Sepulangnya dari rumah Rohaya, Sumartini intropeksi diri sendiri. Sumartini merasa malu dan
bersalah kepada suaminya, ia belum bisa memberikan perhatian dan kasih sayang tulus yang diinginkan
Sukartono. Selama ini ia selalu berlaku kasar pada suaminya, Tini merasa gagal menjadi seorang istri.

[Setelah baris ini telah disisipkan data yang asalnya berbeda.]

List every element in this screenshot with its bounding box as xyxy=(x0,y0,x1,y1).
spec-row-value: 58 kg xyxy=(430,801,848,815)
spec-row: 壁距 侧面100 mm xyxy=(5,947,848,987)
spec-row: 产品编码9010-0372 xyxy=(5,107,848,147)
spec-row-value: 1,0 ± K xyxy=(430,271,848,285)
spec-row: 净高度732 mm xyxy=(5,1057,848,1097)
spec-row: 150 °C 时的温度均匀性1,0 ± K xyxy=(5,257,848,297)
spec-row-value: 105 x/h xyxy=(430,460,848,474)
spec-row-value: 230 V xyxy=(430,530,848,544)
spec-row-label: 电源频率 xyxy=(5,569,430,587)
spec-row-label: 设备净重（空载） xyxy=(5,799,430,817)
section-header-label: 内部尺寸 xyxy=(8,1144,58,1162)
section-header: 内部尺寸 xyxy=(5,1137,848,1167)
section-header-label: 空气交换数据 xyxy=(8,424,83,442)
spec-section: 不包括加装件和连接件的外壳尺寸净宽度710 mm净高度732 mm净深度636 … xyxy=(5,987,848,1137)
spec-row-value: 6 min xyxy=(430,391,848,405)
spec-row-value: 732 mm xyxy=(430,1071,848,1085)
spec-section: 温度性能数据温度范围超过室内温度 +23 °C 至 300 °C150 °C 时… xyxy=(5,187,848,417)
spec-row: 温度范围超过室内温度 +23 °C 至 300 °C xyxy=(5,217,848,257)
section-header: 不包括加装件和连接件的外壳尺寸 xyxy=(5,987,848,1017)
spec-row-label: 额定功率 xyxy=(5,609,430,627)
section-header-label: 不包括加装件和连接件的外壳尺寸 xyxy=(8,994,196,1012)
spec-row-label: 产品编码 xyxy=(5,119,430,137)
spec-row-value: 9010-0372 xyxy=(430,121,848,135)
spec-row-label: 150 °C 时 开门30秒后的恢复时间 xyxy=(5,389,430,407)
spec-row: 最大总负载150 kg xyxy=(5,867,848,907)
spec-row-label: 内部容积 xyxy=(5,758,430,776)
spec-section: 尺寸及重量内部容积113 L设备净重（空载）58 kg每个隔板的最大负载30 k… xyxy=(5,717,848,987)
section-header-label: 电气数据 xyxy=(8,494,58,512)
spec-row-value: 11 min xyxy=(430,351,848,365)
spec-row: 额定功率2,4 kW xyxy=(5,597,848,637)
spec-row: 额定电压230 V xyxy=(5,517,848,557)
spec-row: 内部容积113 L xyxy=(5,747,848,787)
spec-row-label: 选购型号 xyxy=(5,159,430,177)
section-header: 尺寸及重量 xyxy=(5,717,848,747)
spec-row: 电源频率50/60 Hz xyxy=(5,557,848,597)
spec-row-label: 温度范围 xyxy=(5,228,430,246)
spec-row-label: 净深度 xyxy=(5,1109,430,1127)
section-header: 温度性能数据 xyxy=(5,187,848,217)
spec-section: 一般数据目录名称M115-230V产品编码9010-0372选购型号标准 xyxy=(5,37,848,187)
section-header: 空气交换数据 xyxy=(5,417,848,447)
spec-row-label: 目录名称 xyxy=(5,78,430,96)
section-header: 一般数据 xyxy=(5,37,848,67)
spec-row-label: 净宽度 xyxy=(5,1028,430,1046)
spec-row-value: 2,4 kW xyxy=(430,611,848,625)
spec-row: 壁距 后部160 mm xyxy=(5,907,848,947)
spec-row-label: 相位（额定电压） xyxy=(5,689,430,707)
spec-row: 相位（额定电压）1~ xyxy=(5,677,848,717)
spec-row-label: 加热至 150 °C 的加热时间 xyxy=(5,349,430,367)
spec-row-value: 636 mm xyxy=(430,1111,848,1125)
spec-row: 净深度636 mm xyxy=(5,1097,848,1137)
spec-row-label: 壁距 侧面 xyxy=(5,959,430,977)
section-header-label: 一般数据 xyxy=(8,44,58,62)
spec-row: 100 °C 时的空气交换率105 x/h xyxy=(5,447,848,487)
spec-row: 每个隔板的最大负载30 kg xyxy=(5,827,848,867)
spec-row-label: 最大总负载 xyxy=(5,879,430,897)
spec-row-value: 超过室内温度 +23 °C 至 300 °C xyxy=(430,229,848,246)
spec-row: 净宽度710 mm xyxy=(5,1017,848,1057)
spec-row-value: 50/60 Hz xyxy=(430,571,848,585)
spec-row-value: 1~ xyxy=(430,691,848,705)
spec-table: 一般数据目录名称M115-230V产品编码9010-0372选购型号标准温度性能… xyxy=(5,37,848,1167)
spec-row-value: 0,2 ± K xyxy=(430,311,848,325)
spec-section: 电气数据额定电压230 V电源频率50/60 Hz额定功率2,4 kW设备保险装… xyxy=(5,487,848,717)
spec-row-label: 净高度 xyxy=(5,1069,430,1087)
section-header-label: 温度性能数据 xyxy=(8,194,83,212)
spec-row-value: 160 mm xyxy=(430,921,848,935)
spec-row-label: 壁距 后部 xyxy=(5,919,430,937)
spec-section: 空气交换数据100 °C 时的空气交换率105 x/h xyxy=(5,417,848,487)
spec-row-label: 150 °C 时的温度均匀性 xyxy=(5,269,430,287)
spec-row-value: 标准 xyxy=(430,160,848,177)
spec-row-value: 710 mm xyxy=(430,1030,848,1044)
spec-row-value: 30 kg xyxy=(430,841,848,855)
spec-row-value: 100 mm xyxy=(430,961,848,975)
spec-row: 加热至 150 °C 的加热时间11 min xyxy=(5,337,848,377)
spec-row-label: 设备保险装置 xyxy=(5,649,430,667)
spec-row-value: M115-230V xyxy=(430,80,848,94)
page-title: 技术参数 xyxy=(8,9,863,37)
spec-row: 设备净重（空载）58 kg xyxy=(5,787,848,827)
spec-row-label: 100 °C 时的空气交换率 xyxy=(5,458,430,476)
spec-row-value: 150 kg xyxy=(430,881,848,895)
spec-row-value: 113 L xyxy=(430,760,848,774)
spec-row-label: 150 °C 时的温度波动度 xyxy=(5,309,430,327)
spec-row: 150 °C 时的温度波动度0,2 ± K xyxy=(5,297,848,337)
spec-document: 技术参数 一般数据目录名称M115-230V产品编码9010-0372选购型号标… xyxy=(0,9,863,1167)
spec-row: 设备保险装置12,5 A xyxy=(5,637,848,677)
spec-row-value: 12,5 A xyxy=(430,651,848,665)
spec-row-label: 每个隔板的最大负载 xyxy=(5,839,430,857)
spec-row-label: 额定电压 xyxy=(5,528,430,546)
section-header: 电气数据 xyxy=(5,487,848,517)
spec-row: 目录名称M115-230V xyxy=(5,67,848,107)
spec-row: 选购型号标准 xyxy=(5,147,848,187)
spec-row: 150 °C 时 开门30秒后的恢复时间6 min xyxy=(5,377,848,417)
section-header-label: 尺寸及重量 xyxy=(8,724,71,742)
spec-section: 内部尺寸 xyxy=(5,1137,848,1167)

Akhirnya ia memutuskan untuk berpisah dengan Sukartono. Awalnya Sukartono tidak menyetujui
permintaan Sumartini, bahkan Tono sudah berjanji pada Tini untuk mengubah hidupnya untuk lebih
perhatian kepada Tini. Namun, karena kebulatan Sumartini untuk berpisah, Sukartono tidak dapat
mencegahnya. Sukartono merasa sedih dan gundah atas perpisahannya dengan Sumartini. Tini
memutuskan untuk pergi ke Surabaya. Kesedihan dan kesendirian Sukartono betambah ketika mengetahui
bahwa Rohaya juga pergi meninggalkannya. Rohaya meninggalkan sepucuk surat dan memberitahukan
bahwa ia mencintai Sukartono, Rohaya kini telah meninggalkan tanah air untuk selama lamanya dan
tinggal diluar negeri. Kini Sukartono mengapdikan hidupnya pada sebuah panti asuhan. Karena dengan
begitu ia bisa menemukan ketenangan batin dalam kesendiriannya.